Comme il est possible de le voir sur les images 1 et 2, les visiteurs sont invités à lever la tête et à être attentifs tout au long de la visite. À la fois sur les murs, au sol et au plafond, les expôts investissent entièrement l’espace. C’est véritablement leur profusion qui produit cet effet immersif. Même si l’exposition subjugue son public, happé par de nombreuses choses simultanément, le risque de le perdre est élevé avec ce type de scénographie. Et pour cause, cette exposition a tendance à le déconnecter complètement du propos en le concentrant seulement sur l’aspect visuel de l’exposition. La discrétion des titres et des textes renforce d’autant cette impression dans ce parcours libre et ouvert. Le repérage dans le parcours et son discours est en réalité difficile à cerner. Comme s’il y avait un propos unique valable tout le long de la visite et que peu importe le sens dans lequel nous découvrons les projets architecturaux, le discours et les valeurs mises en avant s’appliquent à toutes les maquettes exposées.

 

Un propos en décalage : l’architecture vue par le prisme du progrès technique

Les projets de Norman Foster sont grandioses et impressionnent toujours au premier abord.
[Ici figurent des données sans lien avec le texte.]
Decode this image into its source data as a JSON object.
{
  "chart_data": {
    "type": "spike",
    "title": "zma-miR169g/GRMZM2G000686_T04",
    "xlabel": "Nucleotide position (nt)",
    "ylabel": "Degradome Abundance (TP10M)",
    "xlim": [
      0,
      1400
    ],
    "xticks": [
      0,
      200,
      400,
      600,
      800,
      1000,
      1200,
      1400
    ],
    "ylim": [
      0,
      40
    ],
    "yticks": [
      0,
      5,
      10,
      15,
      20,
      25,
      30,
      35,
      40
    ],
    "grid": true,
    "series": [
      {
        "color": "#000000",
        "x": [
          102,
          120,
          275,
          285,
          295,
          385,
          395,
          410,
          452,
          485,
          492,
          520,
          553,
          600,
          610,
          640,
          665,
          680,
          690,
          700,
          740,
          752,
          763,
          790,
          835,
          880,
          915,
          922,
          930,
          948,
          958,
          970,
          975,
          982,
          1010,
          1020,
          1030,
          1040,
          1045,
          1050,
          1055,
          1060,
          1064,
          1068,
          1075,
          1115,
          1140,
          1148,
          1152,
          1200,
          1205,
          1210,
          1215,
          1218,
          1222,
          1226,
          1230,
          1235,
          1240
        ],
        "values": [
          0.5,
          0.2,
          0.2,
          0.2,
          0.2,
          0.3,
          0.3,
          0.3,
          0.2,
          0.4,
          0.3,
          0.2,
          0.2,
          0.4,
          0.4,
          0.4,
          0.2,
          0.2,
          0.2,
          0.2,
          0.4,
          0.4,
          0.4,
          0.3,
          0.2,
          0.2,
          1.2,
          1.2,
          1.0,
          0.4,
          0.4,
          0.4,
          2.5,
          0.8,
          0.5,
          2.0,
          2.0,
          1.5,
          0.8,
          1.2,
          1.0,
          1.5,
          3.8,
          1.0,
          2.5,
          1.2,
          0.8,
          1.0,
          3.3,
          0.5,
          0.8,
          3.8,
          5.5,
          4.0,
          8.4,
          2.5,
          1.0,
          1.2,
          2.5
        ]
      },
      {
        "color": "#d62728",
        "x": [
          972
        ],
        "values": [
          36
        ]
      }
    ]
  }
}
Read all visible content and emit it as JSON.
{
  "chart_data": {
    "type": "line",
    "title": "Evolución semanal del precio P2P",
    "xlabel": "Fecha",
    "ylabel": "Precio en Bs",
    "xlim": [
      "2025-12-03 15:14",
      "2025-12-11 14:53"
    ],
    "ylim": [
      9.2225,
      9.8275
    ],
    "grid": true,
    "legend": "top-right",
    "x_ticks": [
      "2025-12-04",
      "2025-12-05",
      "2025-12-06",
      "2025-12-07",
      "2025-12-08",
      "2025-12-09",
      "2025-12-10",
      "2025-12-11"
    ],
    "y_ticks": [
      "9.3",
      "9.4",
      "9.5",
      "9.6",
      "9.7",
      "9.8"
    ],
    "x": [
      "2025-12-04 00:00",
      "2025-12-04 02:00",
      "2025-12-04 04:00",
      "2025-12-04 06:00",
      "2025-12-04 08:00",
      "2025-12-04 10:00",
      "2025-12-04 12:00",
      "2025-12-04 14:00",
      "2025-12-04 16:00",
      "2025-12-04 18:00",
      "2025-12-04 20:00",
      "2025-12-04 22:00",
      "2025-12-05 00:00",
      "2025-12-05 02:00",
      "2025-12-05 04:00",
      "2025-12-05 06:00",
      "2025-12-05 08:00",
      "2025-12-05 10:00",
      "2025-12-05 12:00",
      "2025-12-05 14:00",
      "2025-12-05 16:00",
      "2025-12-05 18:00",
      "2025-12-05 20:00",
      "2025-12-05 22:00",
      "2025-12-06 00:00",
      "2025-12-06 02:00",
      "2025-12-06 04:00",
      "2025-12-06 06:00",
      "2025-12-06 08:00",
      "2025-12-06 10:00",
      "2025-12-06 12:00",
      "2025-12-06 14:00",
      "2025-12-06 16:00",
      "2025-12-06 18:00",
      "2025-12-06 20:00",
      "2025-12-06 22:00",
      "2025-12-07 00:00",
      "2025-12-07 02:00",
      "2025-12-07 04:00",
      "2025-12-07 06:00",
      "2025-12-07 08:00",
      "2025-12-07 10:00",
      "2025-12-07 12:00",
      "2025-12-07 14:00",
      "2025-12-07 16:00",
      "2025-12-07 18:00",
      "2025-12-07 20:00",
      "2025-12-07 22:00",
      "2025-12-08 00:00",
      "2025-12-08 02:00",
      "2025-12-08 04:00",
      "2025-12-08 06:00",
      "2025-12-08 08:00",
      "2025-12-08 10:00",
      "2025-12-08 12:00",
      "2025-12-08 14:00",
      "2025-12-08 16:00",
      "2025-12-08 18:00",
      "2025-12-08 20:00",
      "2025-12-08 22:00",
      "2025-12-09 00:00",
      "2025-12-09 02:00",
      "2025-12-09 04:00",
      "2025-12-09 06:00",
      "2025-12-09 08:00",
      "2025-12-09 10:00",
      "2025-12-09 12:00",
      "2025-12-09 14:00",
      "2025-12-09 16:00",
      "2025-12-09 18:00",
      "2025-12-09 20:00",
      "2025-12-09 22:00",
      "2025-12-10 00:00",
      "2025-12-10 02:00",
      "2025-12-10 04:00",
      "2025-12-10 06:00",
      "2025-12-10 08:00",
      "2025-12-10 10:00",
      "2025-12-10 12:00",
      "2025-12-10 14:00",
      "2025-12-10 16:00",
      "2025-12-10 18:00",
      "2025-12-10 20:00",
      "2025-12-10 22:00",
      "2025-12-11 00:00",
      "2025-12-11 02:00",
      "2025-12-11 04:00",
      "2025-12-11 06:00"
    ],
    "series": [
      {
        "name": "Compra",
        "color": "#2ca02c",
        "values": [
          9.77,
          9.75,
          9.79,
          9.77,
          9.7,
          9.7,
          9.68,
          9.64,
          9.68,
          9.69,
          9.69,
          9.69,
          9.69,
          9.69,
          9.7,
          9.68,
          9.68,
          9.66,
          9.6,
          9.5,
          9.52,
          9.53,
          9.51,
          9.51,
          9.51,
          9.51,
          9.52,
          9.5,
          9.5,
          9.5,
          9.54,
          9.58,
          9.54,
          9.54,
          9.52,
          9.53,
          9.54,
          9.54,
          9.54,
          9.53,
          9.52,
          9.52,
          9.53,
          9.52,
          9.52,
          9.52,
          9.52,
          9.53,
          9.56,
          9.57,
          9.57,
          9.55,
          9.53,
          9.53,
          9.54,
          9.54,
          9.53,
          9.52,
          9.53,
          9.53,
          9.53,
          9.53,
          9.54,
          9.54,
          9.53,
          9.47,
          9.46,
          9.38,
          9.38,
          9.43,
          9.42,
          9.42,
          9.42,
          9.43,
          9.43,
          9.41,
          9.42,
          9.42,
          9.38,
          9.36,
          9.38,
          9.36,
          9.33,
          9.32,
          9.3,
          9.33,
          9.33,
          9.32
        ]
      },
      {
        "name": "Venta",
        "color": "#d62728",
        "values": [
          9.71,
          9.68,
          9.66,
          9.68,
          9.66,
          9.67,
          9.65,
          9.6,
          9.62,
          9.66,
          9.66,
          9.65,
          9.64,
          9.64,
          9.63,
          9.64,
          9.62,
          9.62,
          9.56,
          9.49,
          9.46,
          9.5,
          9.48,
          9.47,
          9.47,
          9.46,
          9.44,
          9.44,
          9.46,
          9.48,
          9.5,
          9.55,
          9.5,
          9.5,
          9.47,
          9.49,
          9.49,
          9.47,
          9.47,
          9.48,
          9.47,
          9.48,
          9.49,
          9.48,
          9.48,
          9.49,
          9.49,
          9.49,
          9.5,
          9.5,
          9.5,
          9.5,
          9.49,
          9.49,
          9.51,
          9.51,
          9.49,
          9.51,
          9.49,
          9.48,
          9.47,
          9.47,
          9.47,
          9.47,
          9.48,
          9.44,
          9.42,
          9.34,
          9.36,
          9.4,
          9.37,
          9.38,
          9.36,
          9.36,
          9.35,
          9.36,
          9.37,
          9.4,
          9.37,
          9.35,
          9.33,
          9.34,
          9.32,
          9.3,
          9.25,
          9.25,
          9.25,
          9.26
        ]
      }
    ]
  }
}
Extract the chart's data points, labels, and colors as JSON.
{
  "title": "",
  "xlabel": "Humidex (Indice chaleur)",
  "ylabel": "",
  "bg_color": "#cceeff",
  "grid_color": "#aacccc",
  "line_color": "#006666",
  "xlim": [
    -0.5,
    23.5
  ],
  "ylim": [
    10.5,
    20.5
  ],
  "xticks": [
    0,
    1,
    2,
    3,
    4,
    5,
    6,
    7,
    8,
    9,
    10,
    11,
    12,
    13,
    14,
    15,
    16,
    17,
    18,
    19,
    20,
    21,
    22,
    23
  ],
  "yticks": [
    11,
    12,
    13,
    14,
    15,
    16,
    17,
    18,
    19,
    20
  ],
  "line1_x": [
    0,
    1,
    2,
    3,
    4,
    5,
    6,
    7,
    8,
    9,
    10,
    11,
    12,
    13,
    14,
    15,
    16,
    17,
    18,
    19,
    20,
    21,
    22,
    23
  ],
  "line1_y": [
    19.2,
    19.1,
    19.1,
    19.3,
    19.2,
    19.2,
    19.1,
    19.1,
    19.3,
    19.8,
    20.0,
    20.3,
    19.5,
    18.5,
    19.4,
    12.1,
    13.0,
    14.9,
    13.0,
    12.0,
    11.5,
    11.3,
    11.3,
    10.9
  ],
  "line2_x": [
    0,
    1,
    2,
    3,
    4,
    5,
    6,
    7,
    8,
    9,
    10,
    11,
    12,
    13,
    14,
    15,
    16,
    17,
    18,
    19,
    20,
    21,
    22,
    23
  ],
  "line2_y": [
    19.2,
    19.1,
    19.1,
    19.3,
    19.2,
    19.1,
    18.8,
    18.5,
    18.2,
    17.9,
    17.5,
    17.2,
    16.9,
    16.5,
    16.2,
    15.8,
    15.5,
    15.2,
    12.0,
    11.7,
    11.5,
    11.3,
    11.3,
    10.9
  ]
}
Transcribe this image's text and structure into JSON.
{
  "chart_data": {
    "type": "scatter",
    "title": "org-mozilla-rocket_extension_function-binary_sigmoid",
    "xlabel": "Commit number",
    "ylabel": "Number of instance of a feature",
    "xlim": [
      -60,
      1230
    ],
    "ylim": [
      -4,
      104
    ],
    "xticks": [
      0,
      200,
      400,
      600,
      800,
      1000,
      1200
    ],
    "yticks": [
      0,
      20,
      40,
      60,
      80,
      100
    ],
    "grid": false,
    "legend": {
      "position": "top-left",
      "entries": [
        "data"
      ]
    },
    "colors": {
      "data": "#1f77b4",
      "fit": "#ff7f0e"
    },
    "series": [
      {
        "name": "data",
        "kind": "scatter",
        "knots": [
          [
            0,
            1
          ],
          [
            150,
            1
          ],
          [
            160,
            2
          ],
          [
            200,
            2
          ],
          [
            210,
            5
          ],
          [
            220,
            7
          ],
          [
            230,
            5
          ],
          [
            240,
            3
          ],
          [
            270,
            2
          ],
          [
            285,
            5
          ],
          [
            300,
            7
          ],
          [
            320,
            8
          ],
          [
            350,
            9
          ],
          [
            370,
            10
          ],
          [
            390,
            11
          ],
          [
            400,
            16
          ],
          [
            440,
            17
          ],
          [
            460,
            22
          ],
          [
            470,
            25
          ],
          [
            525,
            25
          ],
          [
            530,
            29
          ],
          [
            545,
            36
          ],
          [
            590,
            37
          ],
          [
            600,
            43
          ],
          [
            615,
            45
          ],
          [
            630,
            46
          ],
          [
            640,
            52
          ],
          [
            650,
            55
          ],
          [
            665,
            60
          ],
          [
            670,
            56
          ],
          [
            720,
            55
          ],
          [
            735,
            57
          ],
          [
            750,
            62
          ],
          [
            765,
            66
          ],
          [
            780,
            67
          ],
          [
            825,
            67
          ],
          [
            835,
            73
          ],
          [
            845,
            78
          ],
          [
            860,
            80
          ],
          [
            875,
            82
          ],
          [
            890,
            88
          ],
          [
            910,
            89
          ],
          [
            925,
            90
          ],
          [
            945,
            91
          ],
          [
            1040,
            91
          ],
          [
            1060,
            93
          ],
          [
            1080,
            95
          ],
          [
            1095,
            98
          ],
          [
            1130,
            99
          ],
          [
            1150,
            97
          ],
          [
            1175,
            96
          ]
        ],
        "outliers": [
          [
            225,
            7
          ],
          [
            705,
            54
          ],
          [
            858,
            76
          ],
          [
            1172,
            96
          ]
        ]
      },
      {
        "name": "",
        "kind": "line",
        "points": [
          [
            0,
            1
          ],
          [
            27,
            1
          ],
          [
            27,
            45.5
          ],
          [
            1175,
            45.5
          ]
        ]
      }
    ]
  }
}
L’exposition nous présente l’architecture de Foster principalement du point de vue de l’industrie positive qui allie une production matérielle architecturale aux services des besoins de la société par le biais du progrès technologique. Le discours tente de nous montrer des projets qui renouent avec le territoire dans lequel ils sont implantés. Mais il aborde aussi les questions autour de l’autosuffisance des villes tout en conciliant le développement durable au progrès technique.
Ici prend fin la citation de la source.